For years, VBDO – the association that has existed for almost 30 years and seeks to embed sustainability in companies – has been publicly raising questions about biodiversity conservation at the shareholder meetings of major Dutch companies. ‘We want biodiversity conservation to also be included in the governance of boards, but you notice that the business community struggles with this issue. Many companies find it difficult and don’t know what to do with it. They lack knowledge because it is a relatively new topic and less unequivocally measurable than climate.’
Alexander Spek, accountant and PwC’s Sustainability Lead responsible for advising clients on nature and strategy, also sees that companies often significantly underestimate the value of nature for the future-proofing of the organisation. ‘I recently spoke to a large company that is partly dependent on natural resources. Yet biodiversity was not a material issue for them, they felt. That shows that we need to work on awareness.’
Dialogue with Heijmans, Ahold Delhaize and Signify
VBDO and PwC are therefore, once again, joining forces. With the successful cooperation on tax and the annual release of the Tax Transparency Benchmark, the report Biodversity and Business. Challenges and good practices is now available.
According to Spek and Laskewitz, the survey of over 30 companies and the in-depth interviews with at least 11 listed companies, show that there is plenty of will to work with biodiversity. But it is not always easy to report on it quantitatively. ‘There is no magic KPI for biodiversity as climate has with CO2,’ Laskewitz argues.
For the study, extensive discussions were held with large companies such as Kingfish, Heijmans, DSM-Firmenich, Ahold Delhaize and Signify about their approach around biodiversity, board involvement, strategy development, target setting and the challenges involved. Laskewitz: Many companies are at a loss. Our research shows that despite the complexity of the subject, it is possible to meaningfully get started on tackling biodiversity loss.’
Without strategic anchoring of biodiversity, it’s an uphill battle
‘What surprises me is that a major construction company like Heijmans has developed a so-called ‘nature ladder’ and is applying it in practice,’ Laskewitz continues. ‘The nature ladder is a very practical and action-oriented way of using a clear step-by-step plan to make biodiversity and nature part of the strategy. Without anchoring it in the strategy, combating biodiversity loss would be an uphill battle. The examples in the report inspire me and hopefully other companies to take strategic and practical steps.’
For Spek, the interviews with the participating companies and the many examples that emerged from them show once again how essential harmonised reporting is. ‘As a stakeholder – from customer to investor – you want to form a picture of what all the measures entail and their effects. Unambiguous reporting, as required by the CSRD, ensures transparency and allows everyone to compare companies.’
Winning with the Biodiversity Benchmark
Comparing among peers, that’s what PwC and VBDO want to help with. That is why experts from PwC and VBDO are now working hard to develop a biodiversity benchmark.’We see the report that is now on the table and the talks we are having with CEOs for that purpose as the essential exploratory phase.
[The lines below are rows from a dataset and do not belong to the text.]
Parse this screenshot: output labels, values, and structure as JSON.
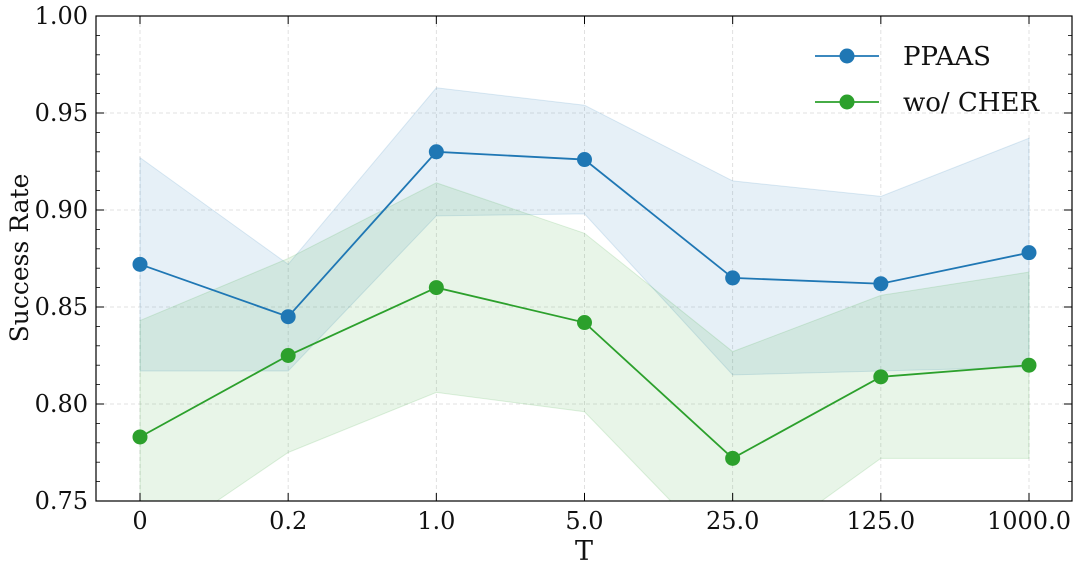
{
  "chart_data": {
    "type": "line",
    "xlabel": "T",
    "ylabel": "Success Rate",
    "categories": [
      "0",
      "0.2",
      "1.0",
      "5.0",
      "25.0",
      "125.0",
      "1000.0"
    ],
    "ylim": [
      0.75,
      1.0
    ],
    "yticks": [
      "0.75",
      "0.80",
      "0.85",
      "0.90",
      "0.95",
      "1.00"
    ],
    "grid": true,
    "legend": "top-right",
    "series": [
      {
        "name": "PPAAS",
        "color": "#1f77b4",
        "values": [
          0.872,
          0.845,
          0.93,
          0.926,
          0.865,
          0.862,
          0.878
        ],
        "upper": [
          0.927,
          0.872,
          0.963,
          0.954,
          0.915,
          0.907,
          0.937
        ],
        "lower": [
          0.817,
          0.817,
          0.897,
          0.898,
          0.815,
          0.817,
          0.819
        ]
      },
      {
        "name": "wo/ CHER",
        "color": "#2ca02c",
        "values": [
          0.783,
          0.825,
          0.86,
          0.842,
          0.772,
          0.814,
          0.82
        ],
        "upper": [
          0.843,
          0.875,
          0.914,
          0.888,
          0.827,
          0.856,
          0.868
        ],
        "lower": [
          0.723,
          0.775,
          0.806,
          0.796,
          0.717,
          0.772,
          0.772
        ]
      }
    ]
  }
}
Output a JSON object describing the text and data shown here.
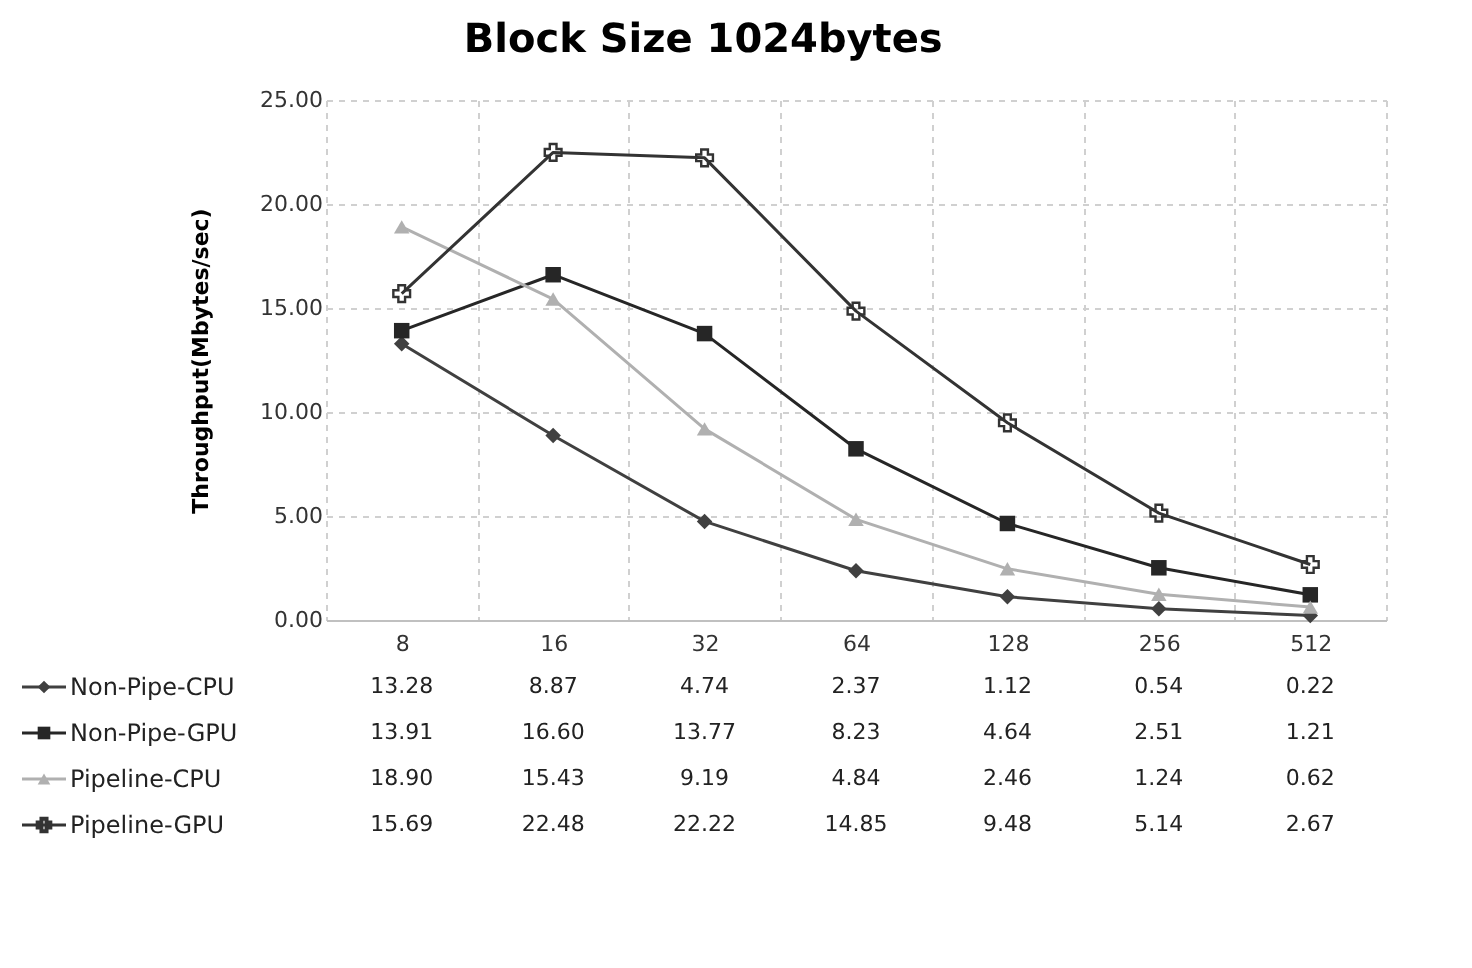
{
  "chart_data": {
    "type": "line",
    "title": "Block Size 1024bytes",
    "ylabel": "Throughput(Mbytes/sec)",
    "categories": [
      "8",
      "16",
      "32",
      "64",
      "128",
      "256",
      "512"
    ],
    "ylim": [
      0,
      25
    ],
    "yticks": [
      {
        "value": 0,
        "label": "0.00"
      },
      {
        "value": 5,
        "label": "5.00"
      },
      {
        "value": 10,
        "label": "10.00"
      },
      {
        "value": 15,
        "label": "15.00"
      },
      {
        "value": 20,
        "label": "20.00"
      },
      {
        "value": 25,
        "label": "25.00"
      }
    ],
    "grid": true,
    "legend": "bottom",
    "line_style": "solid",
    "series": [
      {
        "name": "Non-Pipe-CPU",
        "color": "#404040",
        "marker": "diamond",
        "values": [
          13.28,
          8.87,
          4.74,
          2.37,
          1.12,
          0.54,
          0.22
        ],
        "value_labels": [
          "13.28",
          "8.87",
          "4.74",
          "2.37",
          "1.12",
          "0.54",
          "0.22"
        ]
      },
      {
        "name": "Non-Pipe-GPU",
        "color": "#262626",
        "marker": "square",
        "values": [
          13.91,
          16.6,
          13.77,
          8.23,
          4.64,
          2.51,
          1.21
        ],
        "value_labels": [
          "13.91",
          "16.60",
          "13.77",
          "8.23",
          "4.64",
          "2.51",
          "1.21"
        ]
      },
      {
        "name": "Pipeline-CPU",
        "color": "#b0b0b0",
        "marker": "triangle",
        "values": [
          18.9,
          15.43,
          9.19,
          4.84,
          2.46,
          1.24,
          0.62
        ],
        "value_labels": [
          "18.90",
          "15.43",
          "9.19",
          "4.84",
          "2.46",
          "1.24",
          "0.62"
        ]
      },
      {
        "name": "Pipeline-GPU",
        "color": "#333333",
        "marker": "cross",
        "values": [
          15.69,
          22.48,
          22.22,
          14.85,
          9.48,
          5.14,
          2.67
        ],
        "value_labels": [
          "15.69",
          "22.48",
          "22.22",
          "14.85",
          "9.48",
          "5.14",
          "2.67"
        ]
      }
    ]
  }
}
This report is not our final goal. We need to work out what a true best practice can look like over the next few years while continuing to take action. That is why we are working towards a template where we carefully assess companies on clear metrics so that mutual comparison really becomes possible, says Spek.
‘Of course, a winner will then emerge, just like with the Tax Transparency Benchmark. However, naming a winner is a means and not an end.’We want to stimulate companies to continue working on this subject,’ says Laskewitz. Spek adds: ‘The CSRD obligation certainly helps with this as well. Biodiversity transition plans and reporting are no longer an optional long-term choice, companies have to start working on it now.’
A gentle but urgent push in the right direction
For many companies, it is yet another addition to the list of challenges.’These days, there are an unprecedented number of material issues for companies. There are a hundred topics that demand a CEO’s attention. There are plenty of threats as well as opportunities, so companies have to prioritise. I understand that, of course,’ says Spek. ‘I just keep emphasising that nature is fundamental to life on earth and forms the basis of the entire pyramid.’
Everyone has their role to play, Spek concludes. ‘It is up to Angélique and me with the cooperation between PwC and VBDO, the research into best and good practices of listed companies and the development of the future ‘Biodiversity Benchmark’ to gently but urgently push companies in the right direction. Of course, nature will not wait for us to develop the perfect approach.’